Managing Apps
The Apolo platform provides a rich catalog of applications to support your entire MLOps lifecycle.
Installable applications in Apolo platform are made of various shapes and forms. Some of them are acting mostly as a metadata holders only to be consumed by other applications, like Huggingface or DockerHub apps. Others might be a full-fledged platforms with internal workload management and scheduling like N8n or Dify.
This guide is an overview of applications lifecycle management that include catalogue exploration to find needed application, it's installation, reconfiguration, debugging and cleanup when not needed.
Explore available apps
The "All Apps" page is your central hub for discovering applications available on the platform.
Navigate to the Apps section from the main menu on the left.
You will see the All Apps page, which displays a catalog of available applications like Jupyter, Stable Diffusion, MLFlow Core, and many more.
Scroll through the list to see all available options.

Application list page Each application card has an Explore button. To learn more about an application before installing it, click Explore.
This will take you to the application's detail page, where you can find:
A detailed description of the app.
Version picker.
Various links to related materials like Documentation and References.
A list of Related applications — applications that work together with the current one.

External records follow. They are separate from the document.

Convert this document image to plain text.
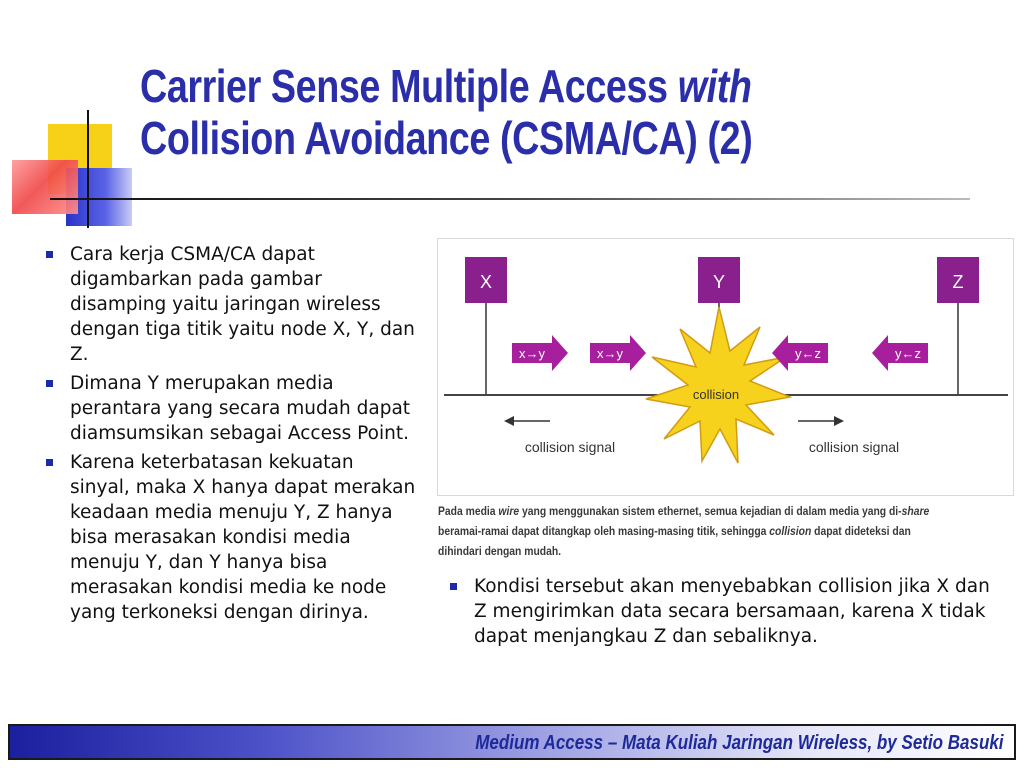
Carrier Sense Multiple Access with
Collision Avoidance (CSMA/CA) (2)
Cara kerja CSMA/CA dapat digambarkan pada gambar disamping yaitu jaringan wireless dengan tiga titik yaitu node X, Y, dan Z.
Dimana Y merupakan media perantara yang secara mudah dapat diamsumsikan sebagai Access Point.
Karena keterbatasan kekuatan sinyal, maka X hanya dapat merakan keadaan media menuju Y, Z hanya bisa merasakan kondisi media menuju Y, dan Y hanya bisa merasakan kondisi media ke node yang terkoneksi dengan dirinya.
X	Y	Z
collision
x→y	x→y	y←z	y←z
collision signal	collision signal
Pada media wire yang menggunakan sistem ethernet, semua kejadian di dalam media yang di-share beramai-ramai dapat ditangkap oleh masing-masing titik, sehingga collision dapat dideteksi dan dihindari dengan mudah.
Kondisi tersebut akan menyebabkan collision jika X dan Z mengirimkan data secara bersamaan, karena X tidak dapat menjangkau Z dan sebaliknya.
Medium Access – Mata Kuliah Jaringan Wireless, by Setio Basuki
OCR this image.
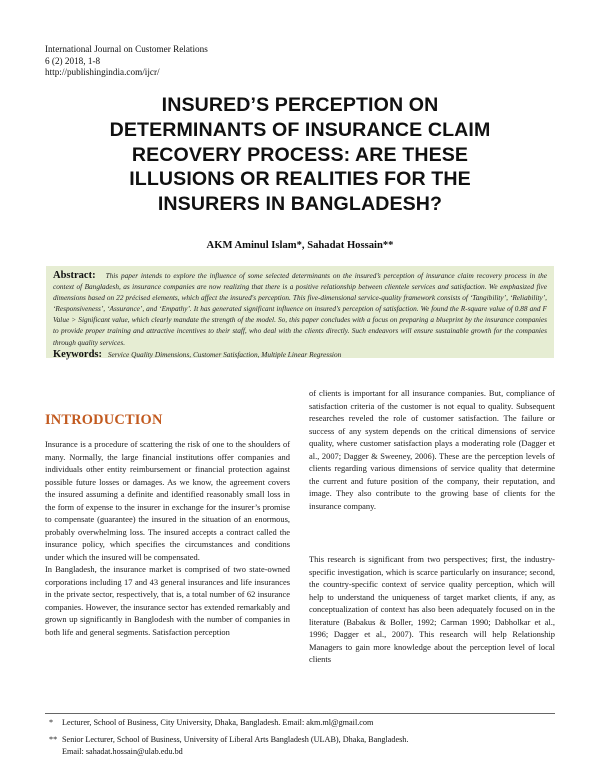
International Journal on Customer Relations
6 (2) 2018, 1-8
http://publishingindia.com/ijcr/
INSURED’S PERCEPTION ON
DETERMINANTS OF INSURANCE CLAIM
RECOVERY PROCESS: ARE THESE
ILLUSIONS OR REALITIES FOR THE
INSURERS IN BANGLADESH?
AKM Aminul Islam*, Sahadat Hossain**

Abstract: This paper intends to explore the influence of some selected determinants on the insured’s perception of insurance claim recovery process in the context of Bangladesh, as insurance companies are now realizing that there is a positive relationship between clientele services and satisfaction. We emphasized five dimensions based on 22 précised elements, which affect the insured's perception. This five-dimensional service-quality framework consists of ‘Tangibility’, ‘Reliability’, ‘Responsiveness’, ‘Assurance’, and ‘Empathy’. It has generated significant influence on insured's perception of satisfaction. We found the R-square value of 0.88 and F Value > Significant value, which clearly mandate the strength of the model. So, this paper concludes with a focus on preparing a blueprint by the insurance companies to provide proper training and attractive incentives to their staff, who deal with the clients directly. Such endeavors will ensure sustainable growth for the companies through quality services.

Keywords: Service Quality Dimensions, Customer Satisfaction, Multiple Linear Regression

INTRODUCTION

Insurance is a procedure of scattering the risk of one to the shoulders of many. Normally, the large financial institutions offer companies and individuals other entity reimbursement or financial protection against possible future losses or damages. As we know, the agreement covers the insured assuming a definite and identified reasonably small loss in the form of expense to the insurer in exchange for the insurer’s promise to compensate (guarantee) the insured in the situation of an enormous, probably overwhelming loss. The insured accepts a contract called the insurance policy, which specifies the circumstances and conditions under which the insured will be compensated.

In Bangladesh, the insurance market is comprised of two state-owned corporations including 17 and 43 general insurances and life insurances in the private sector, respectively, that is, a total number of 62 insurance companies. However, the insurance sector has extended remarkably and grown up significantly in Banglodesh with the number of companies in both life and general segments. Satisfaction perception

of clients is important for all insurance companies. But, compliance of satisfaction criteria of the customer is not equal to quality. Subsequent researches reveled the role of customer satisfaction. The failure or success of any system depends on the critical dimensions of service quality, where customer satisfaction plays a moderating role (Dagger et al., 2007; Dagger & Sweeney, 2006). These are the perception levels of clients regarding various dimensions of service quality that determine the current and future position of the company, their reputation, and image. They also contribute to the growing base of clients for the insurance company.

This research is significant from two perspectives; first, the industry-specific investigation, which is scarce particularly on insurance; second, the country-specific context of service quality perception, which will help to understand the uniqueness of target market clients, if any, as conceptualization of context has also been adequately focused on in the literature (Babakus & Boller, 1992; Carman 1990; Dabholkar et al., 1996; Dagger et al., 2007). This research will help Relationship Managers to gain more knowledge about the perception level of local clients

* Lecturer, School of Business, City University, Dhaka, Bangladesh. Email: akm.ml@gmail.com
** Senior Lecturer, School of Business, University of Liberal Arts Bangladesh (ULAB), Dhaka, Bangladesh.
Email: sahadat.hossain@ulab.edu.bd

MLFlow application explore page
Install app
You can install an application directly from the Apolo web console or using CLI.
A common installation flow includes selection of Application and it's version, filling in required configurations and triggering the installation. Under the hood, just like with jobs, many things happens — from resources allocation and infrastructure setup to scheduling and monitoring.
Locate the application you wish to install in the All Apps list.
Click the Install button on the application's card to install the latest app version. Alternatively, if you wish to install an older version, click Explore button, select needed version and click install being on this page. This will redirect your browser to installation window.
You will be directed to the installation configuration page. Here, you must define the parameters for your app deployment.
Fill in the required fields. Common parameters include:
Resource Preset: Choose the CPU, memory, and GPU resources for your application components. Clicking this field opens a modal where you can select from a list of available presets in current environment.
Storage and Networking: Configure storage mounts and networking settings like HTTP authentication if needed.
Metadata: Assign a unique name to your application instance.

Installation page for Jupyter app
After configuring all the necessary parameters, click the final Install button at the bottom of the page to deploy the application. You will be redirected to that app instance's Details page.
Manage installed app
Once an application is installed, you can manage it from the "Installed Apps" tab.
On the main Apps page, click the Installed Apps tab.
This page lists all applications currently running in your selected project. Each app card displays its status transitions (e.g., Healthy, Degraded).
Click the Details button on the card of the application you want to inspect and manage.
Application details
The application's details page provides comprehensive information about the running instance:
Details tab: Shows metadata like app type, version, instance ID, owner, inputs and outputs, e.g.
Observability tab: Allows user to check application instance status changes, open monitoring dashboards and fetch debugging information in case of issues.
Log tab: View real-time and historical logs from the application to monitor its behavior and troubleshoot issues.
Application configuration
After installing the app, you can update it's inputs and display name as needed. For it, navigate to application details page and click Configure button. Here you will be displayed current input values used to run the application.

Some of the input values cannot be reconfigured like PostgreSQL server version due to compatibility and not to break the application instance. You might not be able to edit those inputs. If you are forced to change such parameter, you will need to reinstall the application.

Always check application inputs description before re-configuring the application, since we can not forecast update impact for all cases (consider changing server version that uses ORM without running the migration).
If something goes wrong during the update, consider rolling back to the previous inputs version by performing reconfiguration using previous inputs.
Use installed app
After installing an application, you can use it depending on its type. Some of the apps do not provide any direct usage endpoints as mentioned above, like DockerHub app. Check particular application documentation in Available apps to see it's usage examples.
Apps with Web Interfaces
For applications with web interfaces (like Jupyter, Stable Diffusion, Fooocus, OpenWebUI, VS Code, etc.):
Navigate to the Installed Apps page and click Details on the desired application.
Click the Open App button at the top of the app details page to launch the application in a new browser tab.
API-only apps
For API-only applications (like LLM inference models, embeddings services):
Navigate to the Installed apps page and click Details on the desired application.
On the "Details" tab, scroll down to the Output section.
Look for an HTTP API entry that contains the API endpoint URL.
Copy the Hostname URL to use in your API calls.
Uninstall app
To uninstall the application instance, navigate to it's Details tab and click the Uninstall button. This action requires write permission to the project.
If the application has dependent apps (other apps that consume inputs from this application), the uninstall will not be allowed unless forced by the user. In this case, cascade apps removal will be performed, therefore, use with caution!